Sharrock v. United States

Summarized by:

  • Court: 9th Circuit Court of Appeals Archives
  • Area(s) of Law: Tort Law
  • Date Filed: 03-14-2012
  • Case #: 10-16425
  • Judge(s)/Court Below: Circuit Judge Goodwin for the Court, Circuit Judges Trott and Murguia
  • Full Text Opinion

A naval officer is not acting within the line of duty when traveling between work and a recreational activity encouraged by the Navy. As such, respondeat superior does not apply in this situation.

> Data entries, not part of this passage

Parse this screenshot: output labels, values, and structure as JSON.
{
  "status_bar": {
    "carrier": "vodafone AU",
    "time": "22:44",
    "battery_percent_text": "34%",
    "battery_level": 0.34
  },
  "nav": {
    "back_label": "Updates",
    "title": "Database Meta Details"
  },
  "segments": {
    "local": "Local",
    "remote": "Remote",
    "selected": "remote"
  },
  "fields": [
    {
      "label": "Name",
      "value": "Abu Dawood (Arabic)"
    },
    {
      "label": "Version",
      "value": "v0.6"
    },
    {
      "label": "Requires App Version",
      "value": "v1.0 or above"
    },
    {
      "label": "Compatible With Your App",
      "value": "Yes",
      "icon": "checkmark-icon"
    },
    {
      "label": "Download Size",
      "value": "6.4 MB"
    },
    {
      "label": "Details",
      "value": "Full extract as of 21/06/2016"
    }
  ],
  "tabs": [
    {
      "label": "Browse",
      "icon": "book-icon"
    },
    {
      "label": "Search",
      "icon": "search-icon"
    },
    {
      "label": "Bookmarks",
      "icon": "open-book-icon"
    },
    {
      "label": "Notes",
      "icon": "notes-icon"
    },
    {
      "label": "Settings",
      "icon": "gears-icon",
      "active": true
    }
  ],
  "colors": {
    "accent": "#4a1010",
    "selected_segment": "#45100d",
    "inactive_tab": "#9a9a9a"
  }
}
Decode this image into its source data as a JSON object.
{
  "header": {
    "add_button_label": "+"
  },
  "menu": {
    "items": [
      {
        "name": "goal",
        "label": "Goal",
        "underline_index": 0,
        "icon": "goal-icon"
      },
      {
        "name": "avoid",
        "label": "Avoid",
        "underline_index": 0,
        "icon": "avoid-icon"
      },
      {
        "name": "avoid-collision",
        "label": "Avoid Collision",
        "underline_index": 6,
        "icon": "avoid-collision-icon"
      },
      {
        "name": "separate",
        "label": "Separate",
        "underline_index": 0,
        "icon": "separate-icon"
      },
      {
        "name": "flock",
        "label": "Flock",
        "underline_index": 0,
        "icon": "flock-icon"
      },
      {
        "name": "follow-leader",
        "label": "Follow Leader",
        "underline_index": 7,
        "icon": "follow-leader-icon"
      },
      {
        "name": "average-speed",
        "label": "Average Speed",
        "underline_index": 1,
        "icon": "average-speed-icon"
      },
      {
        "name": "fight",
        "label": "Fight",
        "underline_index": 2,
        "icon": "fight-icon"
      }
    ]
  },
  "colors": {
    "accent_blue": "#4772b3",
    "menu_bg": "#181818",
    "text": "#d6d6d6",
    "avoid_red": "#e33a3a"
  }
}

The Sharrocks were injured on a naval base in Guam in an automobile accident caused by the negligence of naval officer McCoy. McCoy was traveling to a basketball practice encouraged by Navy. In determining whether McCoy was functioning within the scope of his employment for the purpose of respondeat superior, the Court determined that he was not acting within “the line of duty,” as the Federal Tort Claim Act requires. The Court applied California law on this issue, given the similarity between the California and Guam codes. While California law tends to construe respondeat superior broadly, it has not found liability in similar situations to the one in this case. The Court looked to determine whether the environment created by the Navy made this incident reasonably foreseeable. Despite the Navy’s support of the basketball program, it was not reasonably foreseeable that this program would result in this accident. The Sharrocks argued that McCoy’s travel to the basketball practice should be considered under the special errand exception to the “going and coming rule.” But finding liability for this incident would impermissibly broaden the exception. The Court found that McCoy was not acting in the line of duty while travelling to the practice. AFFIRMED.